Ideally, we should all be aiming for the perfect combination of exercise and sleep on a daily basis. However, if you want to stay injury-free, and get the best results out of your time at the gym, then you’ll need to make sure that you’re getting the right amount of sleep first. Heading to the gym when you’re exhausted can work against your fitness and health goals in the long-term. If you’ve been struggling with sleep for a while now, start with some simple exercises as part of your daily routine, and make sure that you’re not using the time you should be dedicating to sleep on exercise instead. Once you begin to develop more strength and stamina as a result of your increased exercise and sleep sessions, you can begin to spend more time in the gym.

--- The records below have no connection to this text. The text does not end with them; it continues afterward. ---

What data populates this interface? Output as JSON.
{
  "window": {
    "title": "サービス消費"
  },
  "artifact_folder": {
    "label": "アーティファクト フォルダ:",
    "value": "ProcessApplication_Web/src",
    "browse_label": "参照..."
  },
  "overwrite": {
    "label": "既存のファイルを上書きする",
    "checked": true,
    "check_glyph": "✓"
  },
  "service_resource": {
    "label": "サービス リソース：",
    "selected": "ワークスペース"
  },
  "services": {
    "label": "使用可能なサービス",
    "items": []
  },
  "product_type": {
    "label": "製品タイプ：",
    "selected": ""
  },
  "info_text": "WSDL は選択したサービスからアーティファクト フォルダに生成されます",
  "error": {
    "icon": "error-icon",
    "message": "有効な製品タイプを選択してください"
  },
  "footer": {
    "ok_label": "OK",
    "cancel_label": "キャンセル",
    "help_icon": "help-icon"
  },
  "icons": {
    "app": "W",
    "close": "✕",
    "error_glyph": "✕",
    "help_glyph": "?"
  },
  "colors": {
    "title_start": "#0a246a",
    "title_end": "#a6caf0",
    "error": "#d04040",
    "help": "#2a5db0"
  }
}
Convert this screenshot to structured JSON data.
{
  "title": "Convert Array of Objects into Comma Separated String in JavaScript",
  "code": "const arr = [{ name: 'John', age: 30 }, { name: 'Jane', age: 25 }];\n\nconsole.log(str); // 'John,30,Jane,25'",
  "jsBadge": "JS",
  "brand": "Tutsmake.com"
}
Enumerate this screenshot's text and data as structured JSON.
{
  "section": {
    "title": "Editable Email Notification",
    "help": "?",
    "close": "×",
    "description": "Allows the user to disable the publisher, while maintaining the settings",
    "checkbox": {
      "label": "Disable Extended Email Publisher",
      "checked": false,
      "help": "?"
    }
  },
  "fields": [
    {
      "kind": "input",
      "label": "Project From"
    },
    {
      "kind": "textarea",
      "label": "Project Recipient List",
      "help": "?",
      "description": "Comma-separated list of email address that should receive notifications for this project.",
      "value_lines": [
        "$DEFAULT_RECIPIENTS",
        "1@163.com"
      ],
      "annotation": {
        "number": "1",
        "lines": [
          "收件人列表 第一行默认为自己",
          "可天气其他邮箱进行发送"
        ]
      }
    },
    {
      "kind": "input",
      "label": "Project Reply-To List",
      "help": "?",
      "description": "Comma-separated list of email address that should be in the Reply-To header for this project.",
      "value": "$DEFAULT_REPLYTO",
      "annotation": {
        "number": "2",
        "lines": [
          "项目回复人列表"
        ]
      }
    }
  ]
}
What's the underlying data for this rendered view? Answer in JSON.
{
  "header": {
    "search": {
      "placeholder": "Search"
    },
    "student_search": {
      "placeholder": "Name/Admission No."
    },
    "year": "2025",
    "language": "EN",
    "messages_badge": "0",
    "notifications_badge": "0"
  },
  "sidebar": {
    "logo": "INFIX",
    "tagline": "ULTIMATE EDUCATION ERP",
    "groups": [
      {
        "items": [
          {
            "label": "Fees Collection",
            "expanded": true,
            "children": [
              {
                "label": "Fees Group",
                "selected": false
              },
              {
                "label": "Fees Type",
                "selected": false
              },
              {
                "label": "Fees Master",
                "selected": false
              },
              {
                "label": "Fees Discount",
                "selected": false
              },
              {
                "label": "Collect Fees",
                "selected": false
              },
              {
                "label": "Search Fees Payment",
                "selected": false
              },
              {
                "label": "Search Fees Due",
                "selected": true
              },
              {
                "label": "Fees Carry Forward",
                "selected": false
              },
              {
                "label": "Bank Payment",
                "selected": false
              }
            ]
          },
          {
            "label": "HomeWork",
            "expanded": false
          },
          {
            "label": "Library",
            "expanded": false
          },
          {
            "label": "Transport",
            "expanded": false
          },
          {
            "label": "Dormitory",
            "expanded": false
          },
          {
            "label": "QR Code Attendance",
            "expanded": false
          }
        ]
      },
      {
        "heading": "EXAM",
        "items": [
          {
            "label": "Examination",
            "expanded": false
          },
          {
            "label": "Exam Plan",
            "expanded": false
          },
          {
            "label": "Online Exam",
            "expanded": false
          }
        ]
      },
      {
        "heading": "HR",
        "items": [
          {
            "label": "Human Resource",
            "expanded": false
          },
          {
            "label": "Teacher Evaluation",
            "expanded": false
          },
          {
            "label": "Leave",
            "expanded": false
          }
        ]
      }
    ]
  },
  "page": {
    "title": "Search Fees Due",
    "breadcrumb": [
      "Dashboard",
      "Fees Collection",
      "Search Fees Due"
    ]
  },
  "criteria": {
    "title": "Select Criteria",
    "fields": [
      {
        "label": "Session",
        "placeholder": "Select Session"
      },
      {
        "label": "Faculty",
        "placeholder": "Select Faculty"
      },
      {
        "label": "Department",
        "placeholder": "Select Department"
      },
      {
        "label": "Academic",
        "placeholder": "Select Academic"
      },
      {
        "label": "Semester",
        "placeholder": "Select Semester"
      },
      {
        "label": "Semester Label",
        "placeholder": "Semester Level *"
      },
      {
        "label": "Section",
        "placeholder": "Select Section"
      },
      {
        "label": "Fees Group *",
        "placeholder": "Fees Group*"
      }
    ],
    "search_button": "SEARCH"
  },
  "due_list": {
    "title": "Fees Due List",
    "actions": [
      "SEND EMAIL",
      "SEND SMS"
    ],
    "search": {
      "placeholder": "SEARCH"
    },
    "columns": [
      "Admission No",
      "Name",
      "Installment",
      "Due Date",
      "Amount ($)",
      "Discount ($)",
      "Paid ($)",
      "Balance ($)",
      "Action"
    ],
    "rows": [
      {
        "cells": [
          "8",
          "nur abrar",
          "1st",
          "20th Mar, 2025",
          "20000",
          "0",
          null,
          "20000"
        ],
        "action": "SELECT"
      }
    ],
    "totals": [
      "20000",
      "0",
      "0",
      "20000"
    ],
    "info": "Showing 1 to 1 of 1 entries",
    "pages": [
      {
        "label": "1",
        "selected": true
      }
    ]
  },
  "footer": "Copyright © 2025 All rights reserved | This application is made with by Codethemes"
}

Exercise promotes better sleep: Get more of it
So, is exercise the magic cure to all of your sleep issues?
Not necessarily. If you’re dealing with specific problems like sleep paralysis, certain kinds of sleep apnea, or nightmare disorder, then extra exercise won’t cure everything that ails you. There’s a chance that you’ll need other forms of treatment too.
However, if you’re having difficulty sleeping because of problems with your circadian rhythm, issues with extra energy, or just high levels of stress, you should try hitting the gym. Making exercise part of your regular routine could be an excellent way to boost your chances of a good night’s sleep. What’s more, even if your sleep quality only improves slightly, you’ll still be getting all the other benefits of regular exercise. There’s literally no downside to trying this type of treatment.
Using exercise for better sleep is an all-reward, no-risk solution.